With a deficit deal in place, the House and Senate now plan to write the annual bill authorizing budgets for Department of Energy defense-nuclear programs by June 23.
Disrupted by negotiations over spending levels and U.S. borrowing authority, markups of the National Defense Authorization Act (NDAA) are now set to resume next week, according to statements released by the House and Senate Armed Services Committees on Monday.
The House Armed Services Committee strategic forces subcommittee planned to mark up portions of the NDAA that include DOE’s National Nuclear Security Administration and most of the Office of Environmental Management on July 13. The Senate Armed Services strategic forces subcommittee plans its markup for June 20.
House NDAA markups are open while Senate NDAA markups are closed.
Most of the debate over nuclear weapons programs handled by DOE’s semi-autonomous National Nuclear Security Administration (NNSA) happens during the full committee markup of the NDAA. The House Armed Services Committee planned to mark up the complete bill on June 20. The full Senate committee planned to finish its markup by June 23.
The House committee’s NDAA markup is ordinarily a marathon, all-nighter affair packed with speeches, amendments and long roll-call votes. The Senate committee typically hashes out a deal behind closed doors and briefs the media quickly on some of the bill’s highlights.
The NDAA sets policy and spending limits for defense programs, including those at DOE. Bills that authorize funding, such as the NDAA, need not necessarily hold to the spending caps imposed by the deficit deal, the Fiscal Responsibility Act of 2023. However, appropriations committees, which write the bills that provide treasury funding for agencies, must.

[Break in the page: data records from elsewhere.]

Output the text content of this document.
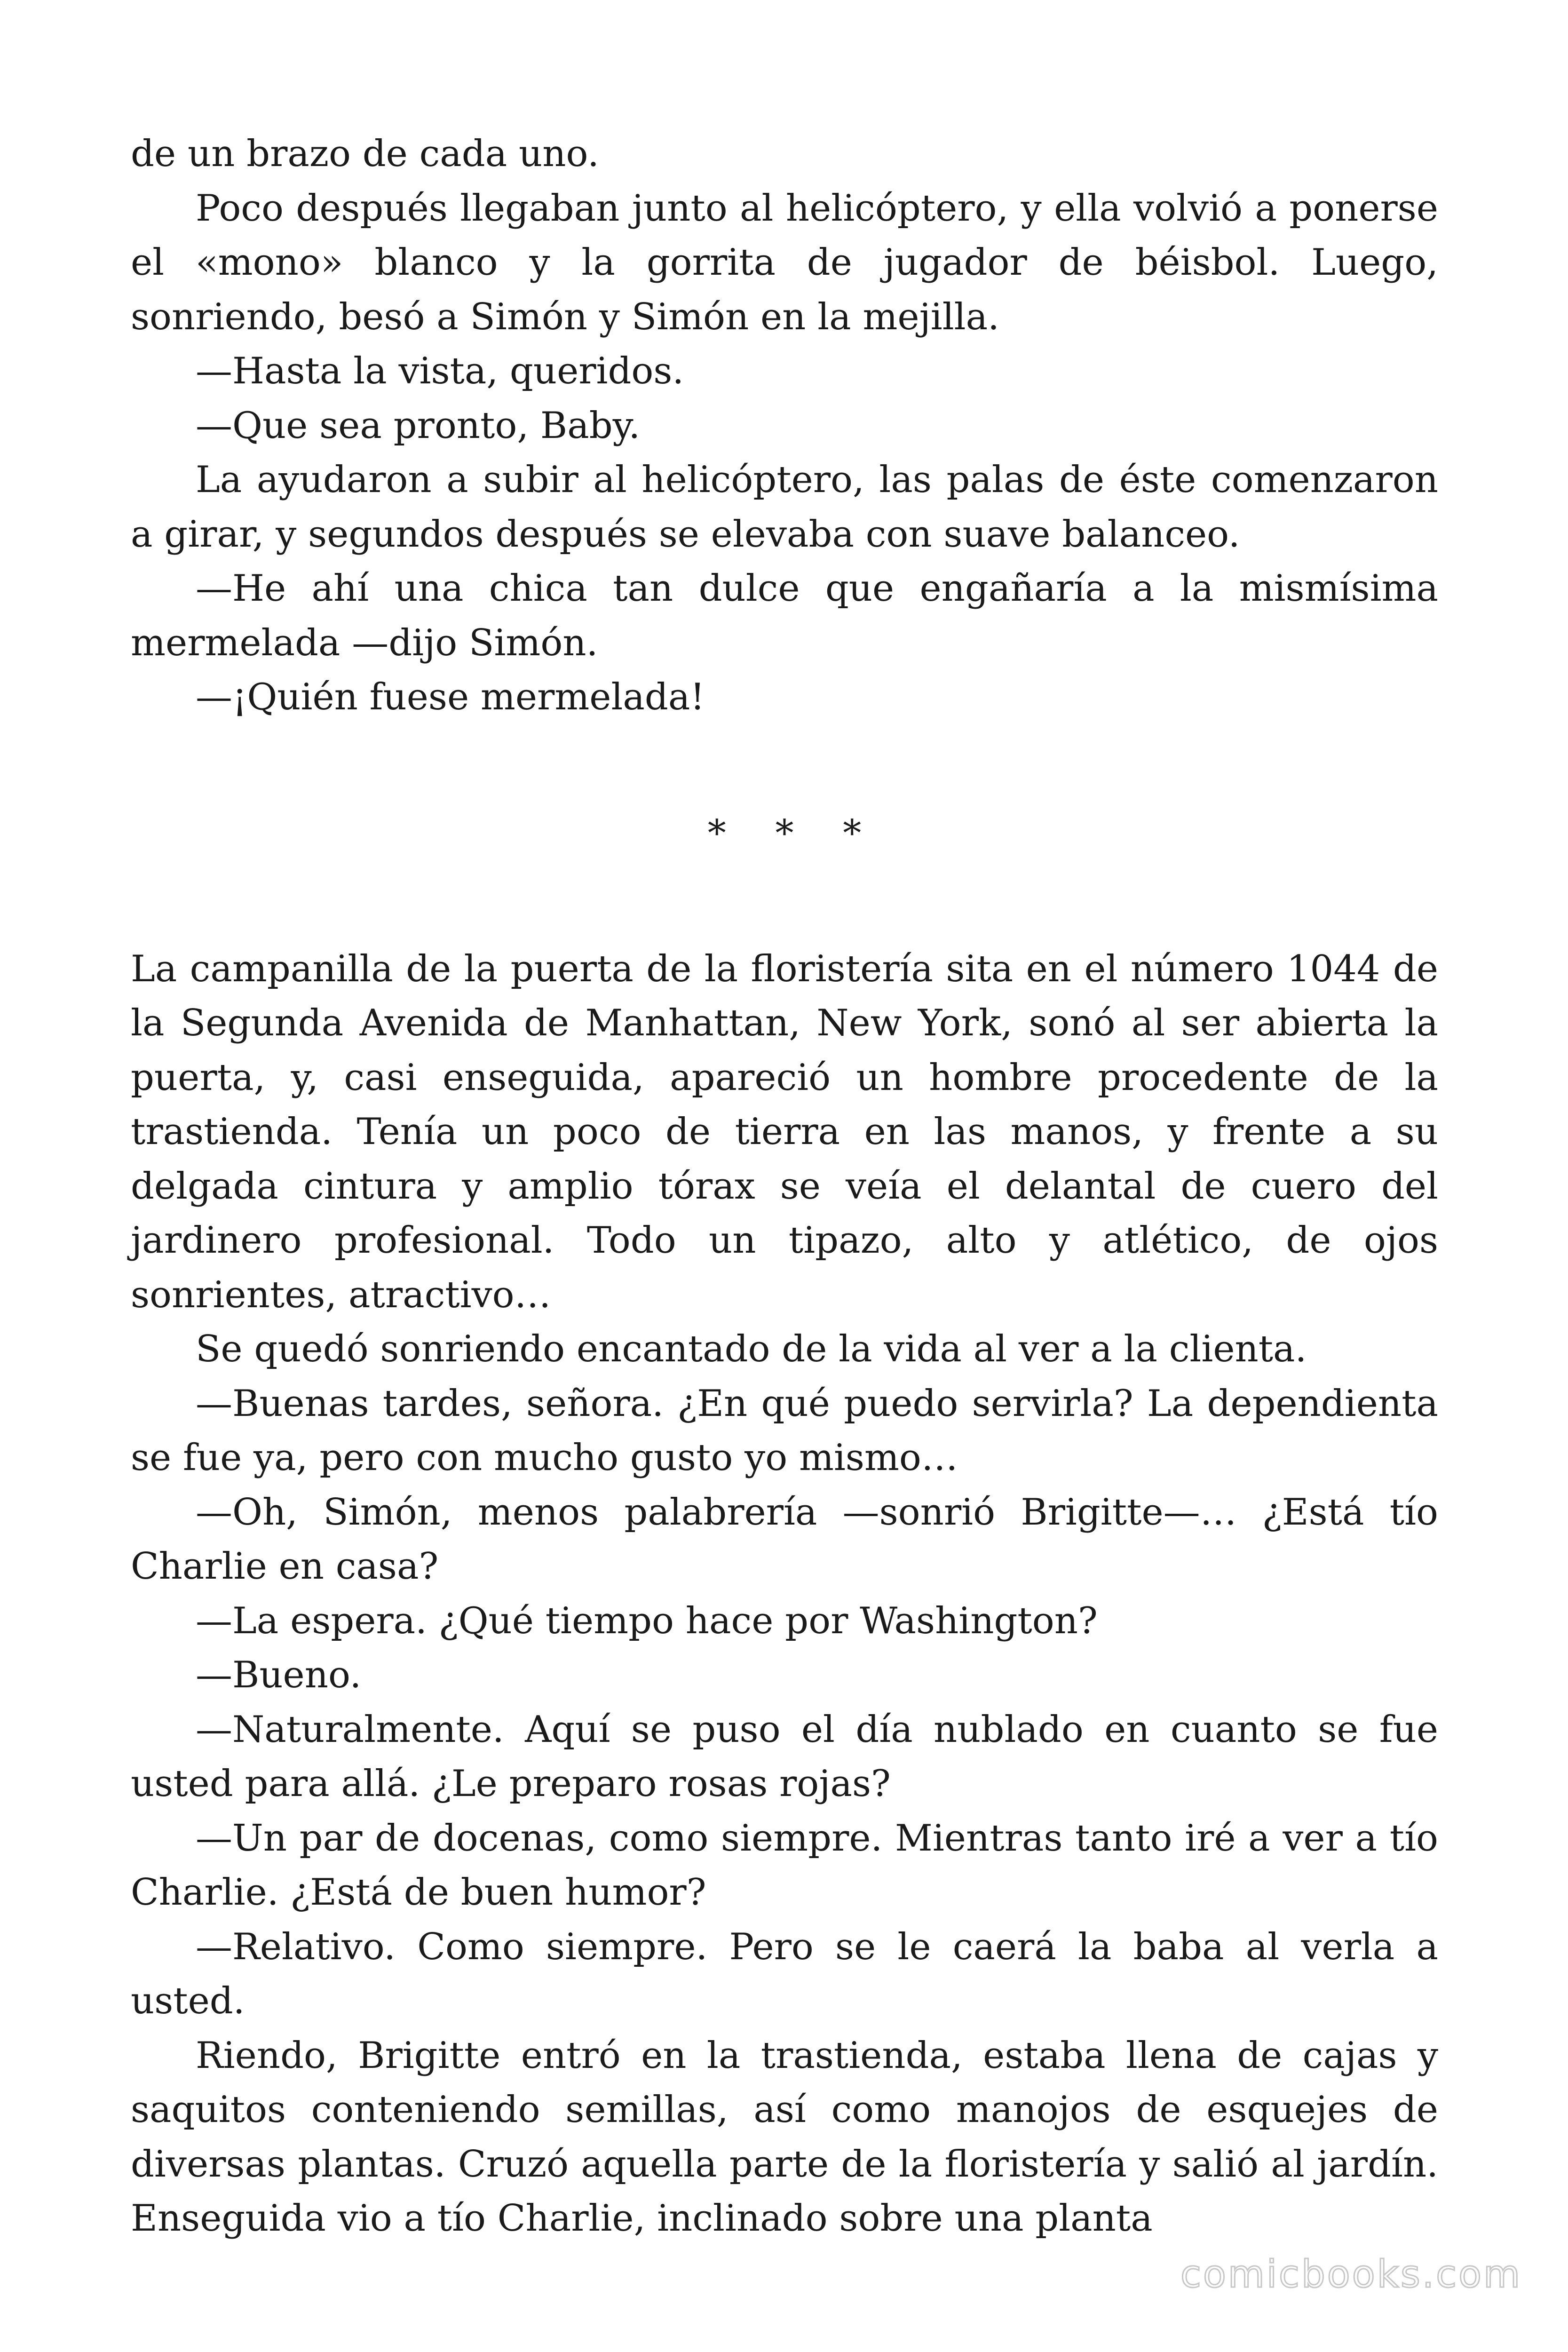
de un brazo de cada uno.

Poco después llegaban junto al helicóptero, y ella volvió a ponerse el «mono» blanco y la gorrita de jugador de béisbol. Luego, sonriendo, besó a Simón y Simón en la mejilla.

—Hasta la vista, queridos.

—Que sea pronto, Baby.

La ayudaron a subir al helicóptero, las palas de éste comenzaron a girar, y segundos después se elevaba con suave balanceo.

—He ahí una chica tan dulce que engañaría a la mismísima mermelada —dijo Simón.

—¡Quién fuese mermelada!

* * *

La campanilla de la puerta de la floristería sita en el número 1044 de la Segunda Avenida de Manhattan, New York, sonó al ser abierta la puerta, y, casi enseguida, apareció un hombre procedente de la trastienda. Tenía un poco de tierra en las manos, y frente a su delgada cintura y amplio tórax se veía el delantal de cuero del jardinero profesional. Todo un tipazo, alto y atlético, de ojos sonrientes, atractivo…

Se quedó sonriendo encantado de la vida al ver a la clienta.

—Buenas tardes, señora. ¿En qué puedo servirla? La dependienta se fue ya, pero con mucho gusto yo mismo…

—Oh, Simón, menos palabrería —sonrió Brigitte—… ¿Está tío Charlie en casa?

—La espera. ¿Qué tiempo hace por Washington?

—Bueno.

—Naturalmente. Aquí se puso el día nublado en cuanto se fue usted para allá. ¿Le preparo rosas rojas?

—Un par de docenas, como siempre. Mientras tanto iré a ver a tío Charlie. ¿Está de buen humor?

—Relativo. Como siempre. Pero se le caerá la baba al verla a usted.

Riendo, Brigitte entró en la trastienda, estaba llena de cajas y saquitos conteniendo semillas, así como manojos de esquejes de diversas plantas. Cruzó aquella parte de la floristería y salió al jardín. Enseguida vio a tío Charlie, inclinado sobre una planta

comicbooks.com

The deficit deal would cap defense discretionary spending, the category that includes most DOE nuclear weapons programs, at roughly President Joe Biden’s requested level of $886 billion.
The White House requested about $23.8 billion for the NNSA in fiscal year 2024, an increase of about $1.5 billion from the current appropriation. For the Office of Environmental Management, the administration seeks about $8.3 billion, roughly the same as the 2023 budget.